L’institution du mariage se veut, par son
essence, le dépositaire de la validité des unions de couple. La célèbre opposition
philosophique entre la factualité, qui s’intéresse à ce qui est, et
la validité, qui s’attarde à ce qui devrait être, permet d’exposer
plus clairement le caractère particulier de l’institution
maritale. En effet, à l’ensemble des unions existantes, s’oppose
l’idéalisation de certaines unions, commémorée par le mariage.

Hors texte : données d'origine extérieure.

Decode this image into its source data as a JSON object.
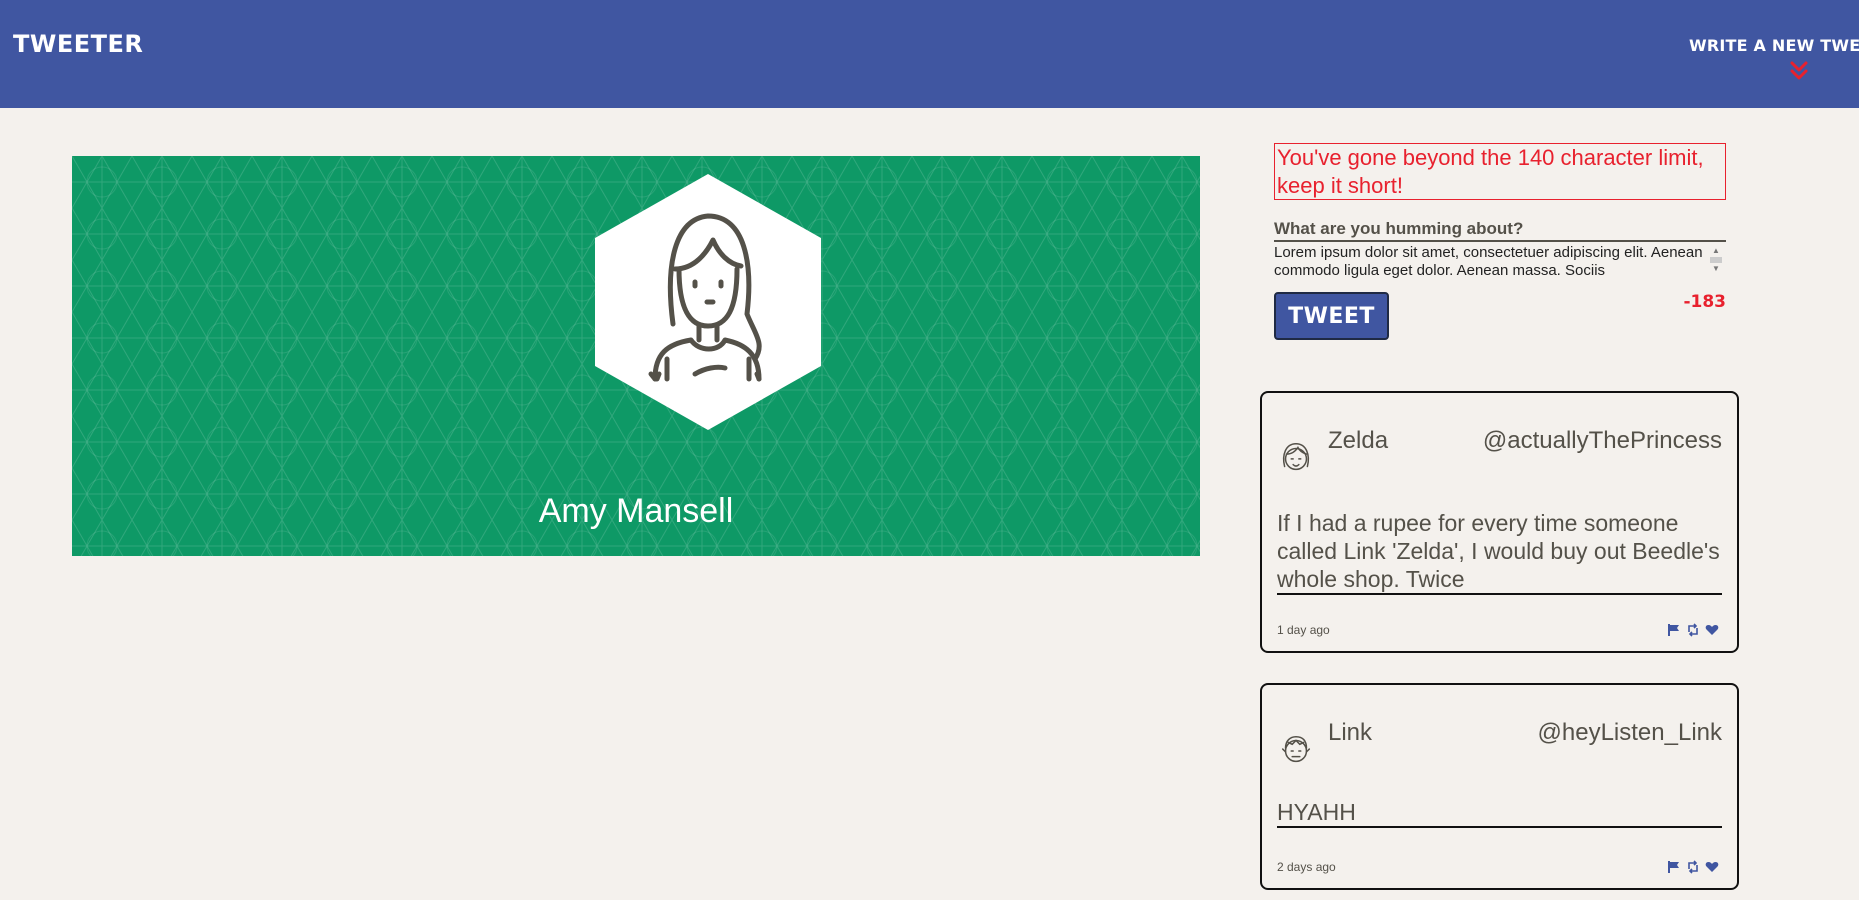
{
  "header": {
    "brand": "Tweeter",
    "compose_label": "Write a new tweet",
    "compose_icon": "double-chevron-down-icon",
    "colors": {
      "bar": "#4056a1",
      "chevron": "#e8212e"
    }
  },
  "profile": {
    "name": "Amy Mansell",
    "avatar_icon": "woman-avatar-icon",
    "banner_color": "#0e9966"
  },
  "composer": {
    "error": "You've gone beyond the 140 character limit, keep it short!",
    "question": "What are you humming about?",
    "text": "Lorem ipsum dolor sit amet, consectetuer adipiscing elit. Aenean commodo ligula eget dolor. Aenean massa. Sociis",
    "tweet_button": "Tweet",
    "counter": "-183",
    "error_color": "#e8212e"
  },
  "tweets": [
    {
      "name": "Zelda",
      "handle": "@actuallyThePrincess",
      "text": "If I had a rupee for every time someone called Link 'Zelda', I would buy out Beedle's whole shop. Twice",
      "time": "1 day ago",
      "avatar_icon": "girl-avatar-icon",
      "actions": [
        "flag-icon",
        "retweet-icon",
        "heart-icon"
      ]
    },
    {
      "name": "Link",
      "handle": "@heyListen_Link",
      "text": "HYAHH",
      "time": "2 days ago",
      "avatar_icon": "boy-avatar-icon",
      "actions": [
        "flag-icon",
        "retweet-icon",
        "heart-icon"
      ]
    }
  ],
  "action_color": "#4056a1"
}
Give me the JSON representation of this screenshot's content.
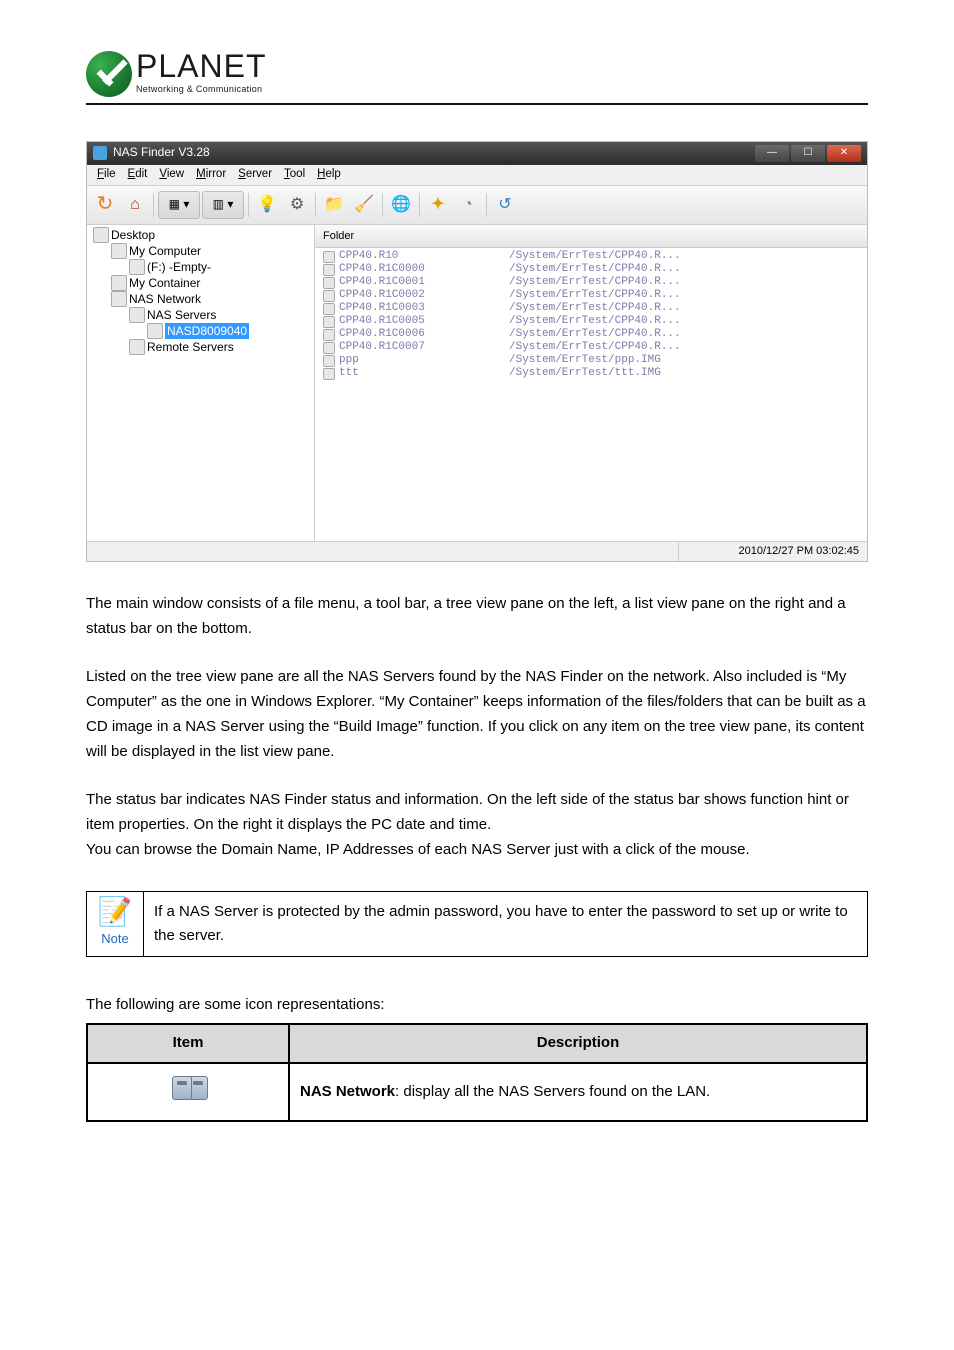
{
  "logo": {
    "brand": "PLANET",
    "tagline": "Networking & Communication"
  },
  "screenshot": {
    "title": "NAS Finder V3.28",
    "menu": [
      "File",
      "Edit",
      "View",
      "Mirror",
      "Server",
      "Tool",
      "Help"
    ],
    "tree": [
      {
        "indent": 0,
        "label": "Desktop"
      },
      {
        "indent": 1,
        "label": "My Computer"
      },
      {
        "indent": 2,
        "label": "(F:) -Empty-"
      },
      {
        "indent": 1,
        "label": "My Container"
      },
      {
        "indent": 1,
        "label": "NAS Network"
      },
      {
        "indent": 2,
        "label": "NAS Servers"
      },
      {
        "indent": 3,
        "label": "NASD8009040",
        "selected": true
      },
      {
        "indent": 2,
        "label": "Remote Servers"
      }
    ],
    "list_header": "Folder",
    "list": [
      {
        "name": "CPP40.R10",
        "path": "/System/ErrTest/CPP40.R..."
      },
      {
        "name": "CPP40.R1C0000",
        "path": "/System/ErrTest/CPP40.R..."
      },
      {
        "name": "CPP40.R1C0001",
        "path": "/System/ErrTest/CPP40.R..."
      },
      {
        "name": "CPP40.R1C0002",
        "path": "/System/ErrTest/CPP40.R..."
      },
      {
        "name": "CPP40.R1C0003",
        "path": "/System/ErrTest/CPP40.R..."
      },
      {
        "name": "CPP40.R1C0005",
        "path": "/System/ErrTest/CPP40.R..."
      },
      {
        "name": "CPP40.R1C0006",
        "path": "/System/ErrTest/CPP40.R..."
      },
      {
        "name": "CPP40.R1C0007",
        "path": "/System/ErrTest/CPP40.R..."
      },
      {
        "name": "ppp",
        "path": "/System/ErrTest/ppp.IMG"
      },
      {
        "name": "ttt",
        "path": "/System/ErrTest/ttt.IMG"
      }
    ],
    "status_datetime": "2010/12/27  PM 03:02:45"
  },
  "paragraphs": {
    "p1": "The main window consists of a file menu, a tool bar, a tree view pane on the left, a list view pane on the right and a status bar on the bottom.",
    "p2": "Listed on the tree view pane are all the NAS Servers found by the NAS Finder on the network. Also included is “My Computer” as the one in Windows Explorer. “My Container” keeps information of the files/folders that can be built as a CD image in a NAS Server using the “Build Image” function. If you click on any item on the tree view pane, its content will be displayed in the list view pane.",
    "p3": "The status bar indicates NAS Finder status and information. On the left side of the status bar shows function hint or item properties. On the right it displays the PC date and time.\nYou can browse the Domain Name, IP Addresses of each NAS Server just with a click of the mouse."
  },
  "note": {
    "label": "Note",
    "text": "If a NAS Server is protected by the admin password, you have to enter the password to set up or write to the server."
  },
  "icon_table": {
    "caption": "The following are some icon representations:",
    "head_item": "Item",
    "head_desc": "Description",
    "rows": [
      {
        "icon_name": "nas-network-icon",
        "desc_bold": "NAS Network",
        "desc_rest": ": display all the NAS Servers found on the LAN."
      }
    ]
  }
}
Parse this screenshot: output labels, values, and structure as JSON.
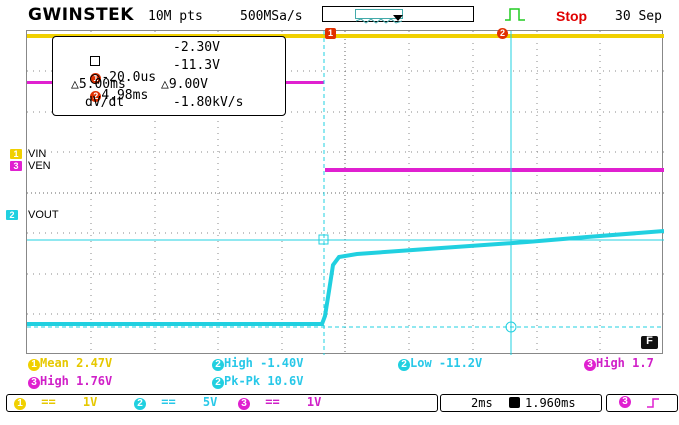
{
  "header": {
    "brand": "GWINSTEK",
    "points": "10M pts",
    "sample_rate": "500MSa/s",
    "run_state": "Stop",
    "date": "30 Sep"
  },
  "channels": [
    {
      "id": "1",
      "label": "VIN",
      "color": "#f0d000"
    },
    {
      "id": "3",
      "label": "VEN",
      "color": "#e020d0"
    },
    {
      "id": "2",
      "label": "VOUT",
      "color": "#20d0e0"
    }
  ],
  "cursors": {
    "c1_time": "-20.0us",
    "c1_val": "-2.30V",
    "c2_time": "4.98ms",
    "c2_val": "-11.3V",
    "delta_time": "△5.00ms",
    "delta_val": "△9.00V",
    "rate_label": "dV/dt",
    "rate_val": "-1.80kV/s",
    "c1_tag": "1",
    "c2_tag": "2"
  },
  "measurements": {
    "row1": [
      {
        "ch": "1",
        "text": "Mean 2.47V"
      },
      {
        "ch": "2",
        "text": "High -1.40V"
      },
      {
        "ch": "2",
        "text": "Low -11.2V"
      },
      {
        "ch": "3",
        "text": "High 1.7"
      }
    ],
    "row2": [
      {
        "ch": "3",
        "text": "High 1.76V"
      },
      {
        "ch": "2",
        "text": "Pk-Pk 10.6V"
      }
    ]
  },
  "footer": {
    "ch1_scale": "1V",
    "ch2_scale": "5V",
    "ch3_scale": "1V",
    "ch1": "1",
    "ch2": "2",
    "ch3": "3",
    "timebase": "2ms",
    "trigger_pos": "1.960ms",
    "trig_ch": "3",
    "coupling": "==",
    "f_label": "F"
  },
  "colors": {
    "ch1": "#f0d000",
    "ch2": "#20d0e0",
    "ch3": "#e020d0",
    "trigger": "#e03000"
  }
}
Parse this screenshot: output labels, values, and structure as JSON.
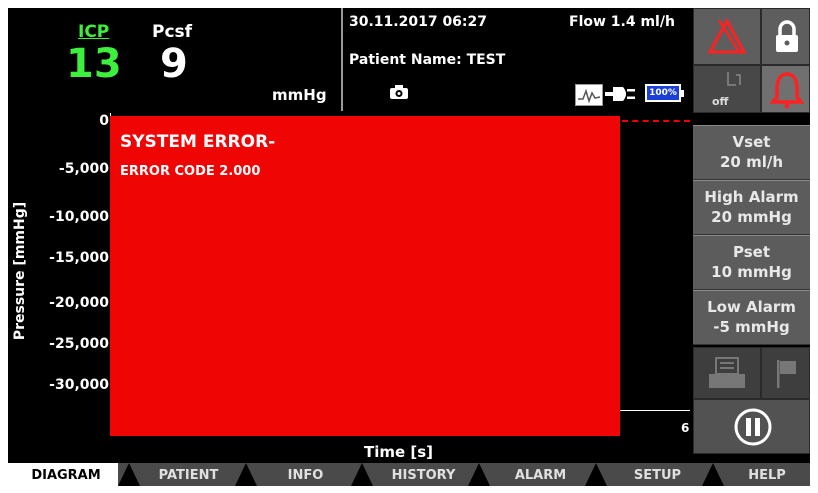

Ainsi, le mariage est fondamentalement une institution
discriminante, car elle n’idéalise qu’un certain type d’unions,
par opposition aux autres.
Il s’ensuit logiquement que le fait de vouloir redéfinir une
institution devant être le reflet de nos conceptions morales et
spirituelles dépasse largement la compétence qu’une société libre
et démocratique investit en son gouvernement. Il appartient donc
aux institutions religieuses et aux particuliers au sein de la
sphère privée, et non publique, de déterminer la validité des
différents types d’unions existantes.
La décision de la Cour suprême du Canada est inquiétante car au
lieu de limiter l’ingérence gouvernementale, elle semble confirmer
cette capacité juridique. Cela nous amène devant deux
possibilités. La première est que l’invalidation des
dispositions constituant une forme de discrimination envers les
couples homosexuels n’est que la première étape d’un processus
plus large qui va éliminer tous les types de discrimination, comme
celui envers la polyandrie, pour ne citer qu’un exemple. Le fait
que la Cour suprême se soit attardée uniquement sur la cause des
couples homosexuels pourrait être de la retenue judiciaire car
celle-ci a le mandat de répondre uniquement aux questions qui lui
sont posées.
Néanmoins, cette évolution qui veut dépouiller la définition du
mariage de son caractère idéalisant constitue un
travestissement inutile de la langue. En effet, l'opération
légale qui vise à éliminer toute prétention à la validité du terme
« mariage », assimile celui-ci au terme « union ». Toutefois,
une réforme des dispositions légales pour les unions
impliquerait de leur substituer des termes plus adéquats. Cela me semble
être le plan d’action le plus objectif. Néanmoins, le manque
flagrant de courage politique explique cette hésitation de la part
du gouvernement canadien de s’en remettre au terme « union civile » pour l’ensemble des citoyens. Si la Cour suprême n’avait pas été
mandatée pour débattre de la discrimination à l’égard des
homosexuels, nous aurions
certainement conservé la définition traditionnelle.